Credit: Fraunhofer FHR
An old German satellite most likely met a watery grave during its weekend plunge to Earth, a fall from space that ended over the Bay of Bengal in the northeast Indian Ocean, German space agency officials say.
The 21-year-old Roentgen Satellite, or ROSAT, re-entered Earth's atmosphere on Saturday (Oct. 22) at 9:50 p.m. EDT (0150 GMT Sunday, Oct. 23).
It is not currently known whether any fragments of the 2.7-ton satellite reached Earth's surface after its fiery trip through the atmosphere, officials at the German Aerospace Center (DLR) said. The debris was expected to fall over a 50-mile (80-kilometer) track of the Earth's surface.
"With the re-entry of ROSAT, one of the most successful German scientific space missions has been brought to its ultimate conclusion," Johann-Dietrich Wörner, chairman of the German Aerospace Center's Executive Board, said in a statement. "The dedication of all those involved at DLR and our national and international partners was exemplary; they are all deserving of my sincere thank you."
ROSAT launched in June 1990 to conduct an all-sky survey with its X-ray telescope. In 1998, its onboard star tracker failed and the satellite suffered permanent damage when its X-ray sensors pointed directly at the sun. The spacecraft was officially shut down in February 1999. [Photos of the doomed ROSAT Satellite]
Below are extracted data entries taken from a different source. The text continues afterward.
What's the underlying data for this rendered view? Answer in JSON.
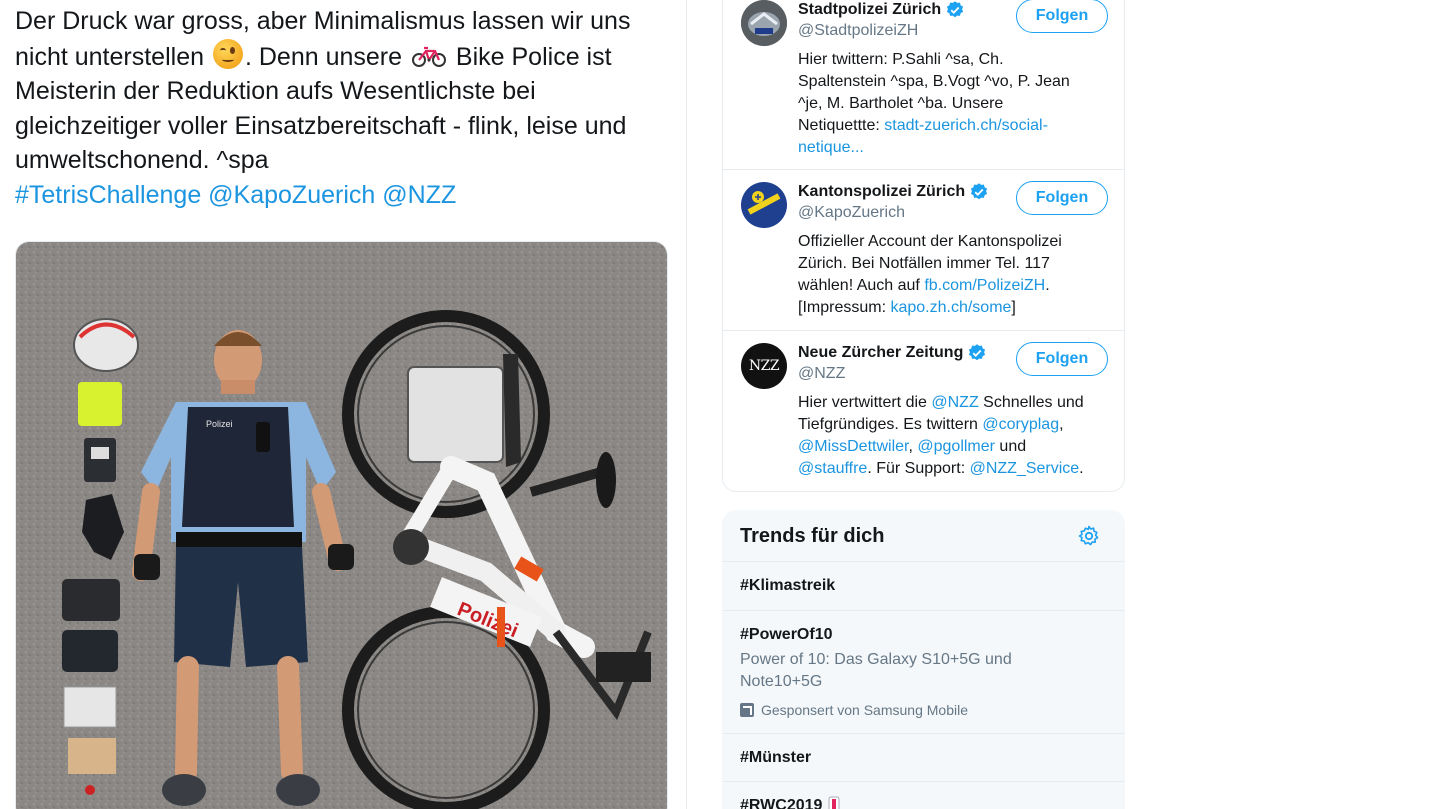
{
  "tweet": {
    "lines": [
      "Der Druck war gross, aber Minimalismus lassen wir uns",
      "nicht unterstellen",
      ". Denn unsere",
      "Bike Police ist",
      "Meisterin der Reduktion aufs Wesentlichste bei",
      "gleichzeitiger voller Einsatzbereitschaft - flink, leise und",
      "umweltschonend.  ^spa"
    ],
    "hashtags": [
      "#TetrisChallenge",
      "@KapoZuerich",
      "@NZZ"
    ],
    "emojis": [
      "winking-face",
      "bicycle"
    ],
    "photo": {
      "bike_lettering": "Polizei",
      "vest_lettering": "Polizei"
    }
  },
  "who_to_follow": [
    {
      "name": "Stadtpolizei Zürich",
      "handle": "@StadtpolizeiZH",
      "verified": true,
      "follow_label": "Folgen",
      "bio_lines": [
        [
          "Hier twittern: P.Sahli ^sa, Ch."
        ],
        [
          "Spaltenstein ^spa, B.Vogt ^vo, P. Jean"
        ],
        [
          "^je, M. Bartholet ^ba. Unsere"
        ],
        [
          "Netiquettte: ",
          "stadt-zuerich.ch/social-"
        ],
        [
          "",
          "netique..."
        ]
      ]
    },
    {
      "name": "Kantonspolizei Zürich",
      "handle": "@KapoZuerich",
      "verified": true,
      "follow_label": "Folgen",
      "bio_lines": [
        [
          "Offizieller Account der Kantonspolizei"
        ],
        [
          "Zürich. Bei Notfällen immer Tel. 117"
        ],
        [
          "wählen! Auch auf ",
          "fb.com/PolizeiZH",
          "."
        ],
        [
          "[Impressum: ",
          "kapo.zh.ch/some",
          "]"
        ]
      ]
    },
    {
      "name": "Neue Zürcher Zeitung",
      "handle": "@NZZ",
      "verified": true,
      "follow_label": "Folgen",
      "avatar_text": "NZZ",
      "bio_lines": [
        [
          "Hier vertwittert die ",
          "@NZZ",
          " Schnelles und"
        ],
        [
          "Tiefgründiges. Es twittern ",
          "@coryplag",
          ","
        ],
        [
          "",
          "@MissDettwiler",
          ", ",
          "@pgollmer",
          " und"
        ],
        [
          "",
          "@stauffre",
          ". Für Support: ",
          "@NZZ_Service",
          "."
        ]
      ]
    }
  ],
  "trends": {
    "title": "Trends für dich",
    "settings_icon": "gear-icon",
    "items": [
      {
        "name": "#Klimastreik"
      },
      {
        "name": "#PowerOf10",
        "description_lines": [
          "Power of 10: Das Galaxy S10+5G und",
          "Note10+5G"
        ],
        "promoted": "Gesponsert von Samsung Mobile"
      },
      {
        "name": "#Münster"
      },
      {
        "name": "#RWC2019"
      }
    ]
  },
  "colors": {
    "link": "#1b95e0",
    "accent": "#1da1f2",
    "text": "#14171a",
    "secondary_text": "#657786",
    "trends_bg": "#f5f8fa",
    "border": "#e6ecf0"
  }
}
According to DLR officials, the precise time and location of ROSAT's re-entry was calculated using data of the satellite's orbital path and other tracking information provided by international partners, including the U.S.
While the satellite likely broke apart as it re-entered Earth's atmosphere, German aerospace officials previously estimated that up to 30 big pieces, weighing a total of nearly 1.9 tons (1.7 metric tons), could survive the fiery trip and reach the surface of the planet. These fragments were expected to consist mostly of the spacecraft's heat resistant mirrors and other ceramic pieces.
ROSAT's fall came about a month after a defunct NASA climate satellite also tumbled to Earth at the end of its life. NASA's Upper Atmosphere Research Satellite, or UARS, re-entered the atmosphere on Sept. 24 and plunged into the Pacific Ocean, well away from the North American coastline.
The 6.5-ton UARS spacecraft was the largest NASA satellite to fall uncontrolled from orbit since 1979.